Caviar Detective Work Kicks Off European Fish Trader Published: 01 August, 2003
LAST week, under the approving gaze of Kazakh officials, two scientists from the New York-based Wildlife Conservation Society tagged 231 baby beluga sturgeon in a first step towards solving one of the Caspian’s thorniest questions: Which fish does each country have a right to call its own?
“We want to know where our fish go,” said Adilgeri Kairalapov, director of a hatchery on Kazakhstan’s Ural River that each year releases more than 1 million baby beluga into the sea.
When the tagged fingerlings return to spawn in the Ural 15 years from now and are caught, the ID tags will help scientists calculate how many of the original stock survived.
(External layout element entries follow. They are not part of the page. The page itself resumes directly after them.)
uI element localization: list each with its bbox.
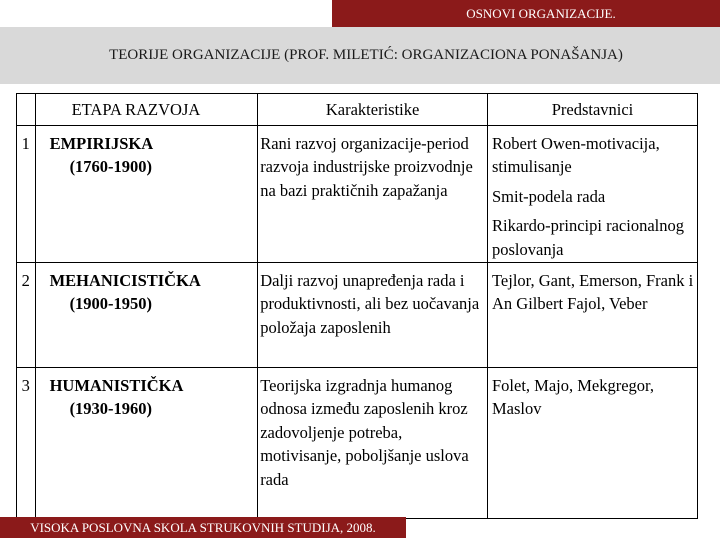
stage-title: HUMANISTIČKA (49, 376, 184, 395)
footer-institution-text: VISOKA POSLOVNA SKOLA STRUKOVNIH STUDIJA, 2008. (30, 519, 376, 535)
representative-item: Smit-podela rada (492, 186, 606, 206)
representatives-cell (488, 368, 698, 519)
header-num-cell (17, 94, 36, 126)
table-row (17, 368, 698, 519)
stage-cell (35, 263, 258, 368)
characteristics-cell: Rani razvoj organizacije-period razvoja industrijske proizvodnje na bazi praktičnih zapažanja (258, 126, 488, 263)
table-row (17, 263, 698, 368)
stage-cell (35, 368, 258, 519)
stage-title: MEHANICISTIČKA (49, 271, 201, 290)
row-number: 3 (17, 368, 36, 519)
slide-subtitle-text: TEORIJE ORGANIZACIJE (PROF. MILETIĆ: ORGANIZACIONA PONAŠANJA) (109, 47, 623, 63)
representative-item: Folet, Majo, Mekgregor, Maslov (492, 376, 655, 419)
header-representatives: Predstavnici (488, 94, 698, 126)
stage-cell (35, 126, 258, 263)
footer-institution (0, 517, 406, 538)
header-banner-text: OSNOVI ORGANIZACIJE. (466, 5, 616, 21)
stage-years: (1900-1950) (69, 294, 153, 314)
table-row (17, 126, 698, 263)
slide-subtitle (0, 27, 720, 84)
table-header-row (17, 94, 698, 126)
representatives-cell (488, 263, 698, 368)
stage-years: (1760-1900) (69, 157, 153, 177)
development-stages-table (16, 93, 698, 519)
representative-item: Rikardo-principi racionalnog poslovanja (492, 216, 684, 259)
representatives-cell (488, 126, 698, 263)
row-number: 1 (17, 126, 36, 263)
header-stage: ETAPA RAZVOJA (35, 94, 258, 126)
header-banner (332, 0, 720, 27)
stage-years: (1930-1960) (69, 399, 153, 419)
header-characteristics: Karakteristike (258, 94, 488, 126)
representative-item: Tejlor, Gant, Emerson, Frank i An Gilbert Fajol, Veber (492, 271, 694, 314)
characteristics-cell: Teorijska izgradnja humanog odnosa između zaposlenih kroz zadovoljenje potreba, motivisanje, poboljšanje uslova rada (258, 368, 488, 519)
stage-title: EMPIRIJSKA (49, 134, 154, 153)
row-number: 2 (17, 263, 36, 368)
representative-item: Robert Owen-motivacija, stimulisanje (492, 134, 660, 177)
characteristics-cell: Dalji razvoj unapređenja rada i produktivnosti, ali bez uočavanja položaja zaposlenih (258, 263, 488, 368)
Kazakhstan today legally exports about 6 metric tons per year of beluga caviar, while Russia’s quota — based on the contribution of its own hatcheries — exports less than 2 tons. Iran exports nearly 3 tons of caviar from what Kazakhstan and Russia say are beluga born in their hatcheries.
Beyond exports, the statistics for the total catch are staggering: Scholars estimate that illegal fishing amounts to 10,000 tons of sturgeon annually, compared with the official combined catch in 2001 of just 650 tons by Russia, Azerbaijan, Kazakhstan and Turkmenistan.
Beluga caviar retails in the West for $3,000 per kilogram, making it the world’s most valuable wildlife commodity. In Russia, where illegally fished beluga is widely sold, it sells for $200 per kilogram — 15 times less.